The homework and reports will require the students access to a computer account to use Matlab, Simulink, Control System Toolbox, Aerospace Blockset and Simulink Real-Time Workshop software products.

The course website is http://www.aem.umn.edu/courses/aem5333/spring2013/. It contains course announcements, syllabus, homework and solutions, design project information and lecture notes.

Student Responsibilities

The course will meet in one group for lectures every Monday and Wednesday. Regular attendance at lectures is expected. You are responsible for any course material, schedule changes, announcements, etc. discussed in class. It is mandatory that you study the assigned material. Participation will be accounted for in the final grade.

Scholastic Conduct

University and IT policies on scholastic conduct can be found on the web at http://www.it.umn.edu/students/policies/index.html. These policies will be strictly enforced.

Grades

The class is design for students to work in groups on the UAV projects. Homework will be assigned and account for 30% of the final grade. Homework will be collected and part of them graded. The homework assignments will state if they are to be done individually or as a group. For group homeworks, all the group members will receive the same grade. All lectures will be based on the assumption that you have completed the homework. The midterm report will account for 20%, the final report 30% of the grade and 20% of an individual’s grade will be assessed by their group. The cumulative score will be calculated, and grades will be assigned according to a scheme such as the following:

Score Grade

90--100 A

80--89 B

70--79 C

60--69 D

below 60 F

I reserve the right to change the criteria to reflect the overall performance of the class.

Course Outline

The content of the course and organization, including a list of the material that will be discussed in the interactive sessions, is available in the separated document entitled “Content_AEM5333”. In addition a tentative schedule, describing the weekly topics and available reading material and resources, will is available in “Schedule_AEM5333”.

Required Background

The prerequisites course for aerospace students are AEM 2301 Mechanics of Flight, AEM 4601 Instrumentation Lab, AEM 4202 Aerodynamics, AEM 4303W Flight Dynamics and Control. For electrical engineering, mechanical engineering or computer science students, courses in dynamic system modeling, controls, programming and real-time systems are required. Students who have taken the prerequisites are assumed to be to program in C, MATLAB and Simulink, and are familiar with serial communication, sampling, acquiring data using an A/D convertor and generating output data using D/A conversion.

Hardware and Software Requirements

MATLAB/Simulink will be the main software environment for the course.
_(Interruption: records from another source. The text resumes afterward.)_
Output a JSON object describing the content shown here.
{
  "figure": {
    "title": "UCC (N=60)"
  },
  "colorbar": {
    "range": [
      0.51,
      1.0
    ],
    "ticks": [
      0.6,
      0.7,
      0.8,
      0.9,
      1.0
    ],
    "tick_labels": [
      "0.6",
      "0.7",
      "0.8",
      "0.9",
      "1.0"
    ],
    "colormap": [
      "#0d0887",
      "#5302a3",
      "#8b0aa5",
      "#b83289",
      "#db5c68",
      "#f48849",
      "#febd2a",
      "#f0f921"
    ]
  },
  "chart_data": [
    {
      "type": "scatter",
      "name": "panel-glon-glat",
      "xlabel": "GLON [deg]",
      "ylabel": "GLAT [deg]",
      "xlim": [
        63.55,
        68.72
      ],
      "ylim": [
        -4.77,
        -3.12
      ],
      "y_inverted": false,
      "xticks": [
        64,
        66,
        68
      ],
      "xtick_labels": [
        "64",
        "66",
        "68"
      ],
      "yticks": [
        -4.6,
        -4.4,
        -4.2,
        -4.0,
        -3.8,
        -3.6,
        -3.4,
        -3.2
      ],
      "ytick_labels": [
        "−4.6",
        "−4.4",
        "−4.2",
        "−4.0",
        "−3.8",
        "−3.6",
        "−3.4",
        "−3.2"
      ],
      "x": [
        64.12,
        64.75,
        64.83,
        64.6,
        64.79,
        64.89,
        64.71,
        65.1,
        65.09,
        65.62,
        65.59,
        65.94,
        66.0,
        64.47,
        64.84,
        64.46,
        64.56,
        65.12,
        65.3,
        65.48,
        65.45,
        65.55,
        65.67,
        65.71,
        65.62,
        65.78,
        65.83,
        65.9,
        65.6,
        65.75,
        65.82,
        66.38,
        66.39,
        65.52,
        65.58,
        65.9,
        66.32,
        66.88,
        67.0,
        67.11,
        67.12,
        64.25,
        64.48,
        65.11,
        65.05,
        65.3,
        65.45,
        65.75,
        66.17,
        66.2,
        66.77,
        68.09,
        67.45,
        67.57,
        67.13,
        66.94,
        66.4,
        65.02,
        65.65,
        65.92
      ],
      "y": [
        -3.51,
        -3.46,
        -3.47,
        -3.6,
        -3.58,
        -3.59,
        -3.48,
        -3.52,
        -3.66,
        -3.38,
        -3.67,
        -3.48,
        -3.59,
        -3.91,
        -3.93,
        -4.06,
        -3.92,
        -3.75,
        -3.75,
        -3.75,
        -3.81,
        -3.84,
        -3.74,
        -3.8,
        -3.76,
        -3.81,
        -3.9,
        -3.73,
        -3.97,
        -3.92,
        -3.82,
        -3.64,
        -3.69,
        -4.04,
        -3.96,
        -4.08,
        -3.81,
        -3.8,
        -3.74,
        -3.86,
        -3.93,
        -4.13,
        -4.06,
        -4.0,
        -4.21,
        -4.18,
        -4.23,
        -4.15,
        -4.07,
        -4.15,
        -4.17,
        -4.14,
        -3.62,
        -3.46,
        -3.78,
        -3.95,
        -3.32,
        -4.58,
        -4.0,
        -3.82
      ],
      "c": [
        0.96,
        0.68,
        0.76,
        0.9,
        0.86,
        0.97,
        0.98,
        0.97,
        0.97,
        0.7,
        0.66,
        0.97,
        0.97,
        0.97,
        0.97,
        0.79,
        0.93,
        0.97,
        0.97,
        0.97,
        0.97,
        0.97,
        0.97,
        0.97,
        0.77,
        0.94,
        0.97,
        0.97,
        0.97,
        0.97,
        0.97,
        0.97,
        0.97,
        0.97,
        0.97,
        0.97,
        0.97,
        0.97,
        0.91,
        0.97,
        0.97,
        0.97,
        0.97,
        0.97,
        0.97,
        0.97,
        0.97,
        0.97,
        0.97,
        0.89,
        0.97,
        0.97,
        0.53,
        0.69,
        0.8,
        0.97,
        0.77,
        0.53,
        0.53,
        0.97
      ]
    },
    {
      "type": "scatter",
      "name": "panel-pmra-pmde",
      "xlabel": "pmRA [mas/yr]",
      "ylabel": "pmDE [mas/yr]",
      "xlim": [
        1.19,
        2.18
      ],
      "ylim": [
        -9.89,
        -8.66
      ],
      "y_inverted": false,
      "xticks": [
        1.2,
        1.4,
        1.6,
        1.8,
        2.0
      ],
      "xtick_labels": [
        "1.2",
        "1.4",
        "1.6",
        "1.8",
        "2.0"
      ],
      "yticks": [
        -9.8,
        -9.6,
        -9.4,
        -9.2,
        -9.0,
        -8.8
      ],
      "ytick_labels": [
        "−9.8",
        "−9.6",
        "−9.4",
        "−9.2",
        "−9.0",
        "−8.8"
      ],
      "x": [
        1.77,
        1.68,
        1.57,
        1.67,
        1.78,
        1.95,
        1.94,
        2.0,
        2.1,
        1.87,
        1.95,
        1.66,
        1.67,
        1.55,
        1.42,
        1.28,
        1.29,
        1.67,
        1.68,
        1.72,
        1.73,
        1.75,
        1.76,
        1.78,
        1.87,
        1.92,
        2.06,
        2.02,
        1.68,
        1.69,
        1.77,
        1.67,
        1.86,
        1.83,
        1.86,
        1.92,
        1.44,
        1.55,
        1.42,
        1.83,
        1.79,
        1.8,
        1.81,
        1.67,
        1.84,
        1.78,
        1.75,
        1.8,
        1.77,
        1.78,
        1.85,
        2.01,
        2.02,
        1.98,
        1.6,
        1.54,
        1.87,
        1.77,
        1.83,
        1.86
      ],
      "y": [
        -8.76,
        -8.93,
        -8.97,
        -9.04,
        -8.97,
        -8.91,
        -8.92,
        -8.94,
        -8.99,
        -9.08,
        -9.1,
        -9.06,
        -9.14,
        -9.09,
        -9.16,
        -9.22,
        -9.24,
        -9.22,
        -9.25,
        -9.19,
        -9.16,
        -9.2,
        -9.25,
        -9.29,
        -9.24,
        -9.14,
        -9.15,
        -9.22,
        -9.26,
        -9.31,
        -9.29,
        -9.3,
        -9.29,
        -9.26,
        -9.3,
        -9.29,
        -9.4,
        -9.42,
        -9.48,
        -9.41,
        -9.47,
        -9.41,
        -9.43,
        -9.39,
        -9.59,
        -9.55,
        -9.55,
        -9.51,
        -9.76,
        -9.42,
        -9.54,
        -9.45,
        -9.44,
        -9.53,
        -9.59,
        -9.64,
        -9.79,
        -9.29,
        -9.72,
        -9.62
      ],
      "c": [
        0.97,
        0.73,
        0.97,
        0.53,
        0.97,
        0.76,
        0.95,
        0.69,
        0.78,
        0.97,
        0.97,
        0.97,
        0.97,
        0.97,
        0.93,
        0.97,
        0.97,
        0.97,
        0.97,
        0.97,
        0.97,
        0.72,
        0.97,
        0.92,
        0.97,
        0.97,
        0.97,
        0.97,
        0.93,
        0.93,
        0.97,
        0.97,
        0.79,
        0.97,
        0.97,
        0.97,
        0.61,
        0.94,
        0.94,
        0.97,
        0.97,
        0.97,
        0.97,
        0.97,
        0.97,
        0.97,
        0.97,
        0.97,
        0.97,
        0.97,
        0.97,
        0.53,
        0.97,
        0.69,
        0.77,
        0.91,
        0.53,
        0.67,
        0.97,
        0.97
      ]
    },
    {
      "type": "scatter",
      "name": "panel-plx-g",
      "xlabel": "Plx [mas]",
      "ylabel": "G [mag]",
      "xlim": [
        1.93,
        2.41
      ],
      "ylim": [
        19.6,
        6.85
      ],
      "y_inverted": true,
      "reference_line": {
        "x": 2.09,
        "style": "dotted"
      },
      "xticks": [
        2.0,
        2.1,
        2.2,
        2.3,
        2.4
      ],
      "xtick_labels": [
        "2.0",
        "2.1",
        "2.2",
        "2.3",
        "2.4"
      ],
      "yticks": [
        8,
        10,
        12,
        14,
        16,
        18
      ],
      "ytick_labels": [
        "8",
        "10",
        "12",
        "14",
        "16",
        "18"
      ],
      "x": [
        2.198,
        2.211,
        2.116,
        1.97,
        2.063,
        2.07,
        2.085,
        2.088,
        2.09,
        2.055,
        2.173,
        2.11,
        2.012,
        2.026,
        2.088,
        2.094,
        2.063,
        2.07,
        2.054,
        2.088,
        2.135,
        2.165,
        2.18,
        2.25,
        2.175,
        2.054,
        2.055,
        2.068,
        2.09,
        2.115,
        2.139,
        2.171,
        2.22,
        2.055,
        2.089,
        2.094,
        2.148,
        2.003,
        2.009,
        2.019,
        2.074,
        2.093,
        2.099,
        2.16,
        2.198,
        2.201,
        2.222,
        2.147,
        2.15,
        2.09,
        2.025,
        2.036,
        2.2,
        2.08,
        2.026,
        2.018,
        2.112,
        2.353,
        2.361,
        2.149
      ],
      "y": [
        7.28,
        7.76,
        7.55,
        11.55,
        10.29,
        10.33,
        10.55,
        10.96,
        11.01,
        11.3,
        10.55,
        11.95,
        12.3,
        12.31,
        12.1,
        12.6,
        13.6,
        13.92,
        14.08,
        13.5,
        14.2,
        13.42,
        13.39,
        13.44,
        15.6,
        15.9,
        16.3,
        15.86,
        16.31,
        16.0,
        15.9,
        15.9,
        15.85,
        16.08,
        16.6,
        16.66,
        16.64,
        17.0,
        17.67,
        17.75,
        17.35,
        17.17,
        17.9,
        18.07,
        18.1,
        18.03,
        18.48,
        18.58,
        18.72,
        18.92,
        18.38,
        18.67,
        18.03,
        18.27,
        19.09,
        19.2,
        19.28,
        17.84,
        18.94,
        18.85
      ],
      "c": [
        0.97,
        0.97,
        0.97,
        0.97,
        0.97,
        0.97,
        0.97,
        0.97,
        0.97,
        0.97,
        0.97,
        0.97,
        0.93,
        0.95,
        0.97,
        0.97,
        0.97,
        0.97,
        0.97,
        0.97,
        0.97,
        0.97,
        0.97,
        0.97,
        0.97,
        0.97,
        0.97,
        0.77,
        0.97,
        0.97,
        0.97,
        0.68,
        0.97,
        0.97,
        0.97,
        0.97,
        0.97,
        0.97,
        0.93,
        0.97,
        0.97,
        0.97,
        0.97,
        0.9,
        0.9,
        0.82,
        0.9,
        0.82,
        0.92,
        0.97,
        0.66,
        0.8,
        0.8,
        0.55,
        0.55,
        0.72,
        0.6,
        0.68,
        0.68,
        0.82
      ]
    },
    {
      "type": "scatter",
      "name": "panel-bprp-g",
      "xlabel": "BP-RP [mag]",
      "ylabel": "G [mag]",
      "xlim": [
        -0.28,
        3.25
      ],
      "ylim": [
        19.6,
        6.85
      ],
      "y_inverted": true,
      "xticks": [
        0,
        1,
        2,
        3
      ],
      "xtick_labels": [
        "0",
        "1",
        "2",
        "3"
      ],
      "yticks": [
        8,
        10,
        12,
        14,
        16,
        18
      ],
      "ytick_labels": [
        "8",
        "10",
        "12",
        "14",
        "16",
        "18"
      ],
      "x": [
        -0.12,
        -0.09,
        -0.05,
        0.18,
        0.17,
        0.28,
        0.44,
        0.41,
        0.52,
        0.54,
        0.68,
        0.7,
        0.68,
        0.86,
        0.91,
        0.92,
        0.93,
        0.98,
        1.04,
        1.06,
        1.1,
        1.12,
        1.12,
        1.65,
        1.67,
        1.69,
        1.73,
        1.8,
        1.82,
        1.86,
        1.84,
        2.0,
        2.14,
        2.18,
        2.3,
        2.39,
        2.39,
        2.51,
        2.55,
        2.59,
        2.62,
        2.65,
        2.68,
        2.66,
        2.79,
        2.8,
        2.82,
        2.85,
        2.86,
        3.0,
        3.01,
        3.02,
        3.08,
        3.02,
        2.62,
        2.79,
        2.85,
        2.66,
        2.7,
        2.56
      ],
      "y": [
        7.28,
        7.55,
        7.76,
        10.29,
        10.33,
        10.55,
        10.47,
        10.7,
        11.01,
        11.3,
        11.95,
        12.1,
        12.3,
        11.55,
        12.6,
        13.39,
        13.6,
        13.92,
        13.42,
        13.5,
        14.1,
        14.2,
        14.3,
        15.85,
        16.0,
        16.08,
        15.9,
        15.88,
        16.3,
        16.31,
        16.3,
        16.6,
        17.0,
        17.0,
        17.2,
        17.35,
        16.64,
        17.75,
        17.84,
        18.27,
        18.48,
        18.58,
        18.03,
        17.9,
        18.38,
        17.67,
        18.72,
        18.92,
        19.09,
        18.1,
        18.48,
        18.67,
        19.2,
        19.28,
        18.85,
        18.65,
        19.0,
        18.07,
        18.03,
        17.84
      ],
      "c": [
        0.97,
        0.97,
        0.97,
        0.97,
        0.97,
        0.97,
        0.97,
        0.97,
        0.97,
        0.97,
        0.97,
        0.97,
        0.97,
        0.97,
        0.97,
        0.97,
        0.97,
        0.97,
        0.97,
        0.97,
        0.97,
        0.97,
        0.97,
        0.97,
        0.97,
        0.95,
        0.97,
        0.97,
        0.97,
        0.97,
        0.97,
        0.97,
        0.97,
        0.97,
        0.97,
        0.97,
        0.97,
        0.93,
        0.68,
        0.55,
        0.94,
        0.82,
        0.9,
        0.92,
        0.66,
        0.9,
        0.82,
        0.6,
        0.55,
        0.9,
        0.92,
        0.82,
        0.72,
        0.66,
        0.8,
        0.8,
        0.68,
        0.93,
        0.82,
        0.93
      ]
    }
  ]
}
Students will also be required to develop programs in C and integrate those subroutines into the MATLAB/Simulink environment. The University of Minnesota has a number of MATLAB/Simulink toolboxes (see www1.umn.edu/adcs/software/matlab/toolboxes.html). Two UAV simulation stations will available for the two groups to implement and test their algorithms. It is expected that students have access to Matlab/Simulink and will be able to design and test their controllers both on their own or IT labs computers and the UAV simulation stations.

The students will work with an Ultra Stick radio controlled airplane.. The avionics hardware will include a microNAV sensor from Crossbow (Note that this may need to be replaced since Crossbow stopped manufacturing this sensor earlier this year), Phytec MPC-5200 microcontroller, PWM actuators for the surfaces, radio-modem, real-time data-logger, r/c planes with batteries, engine, radio, speed controller, etc.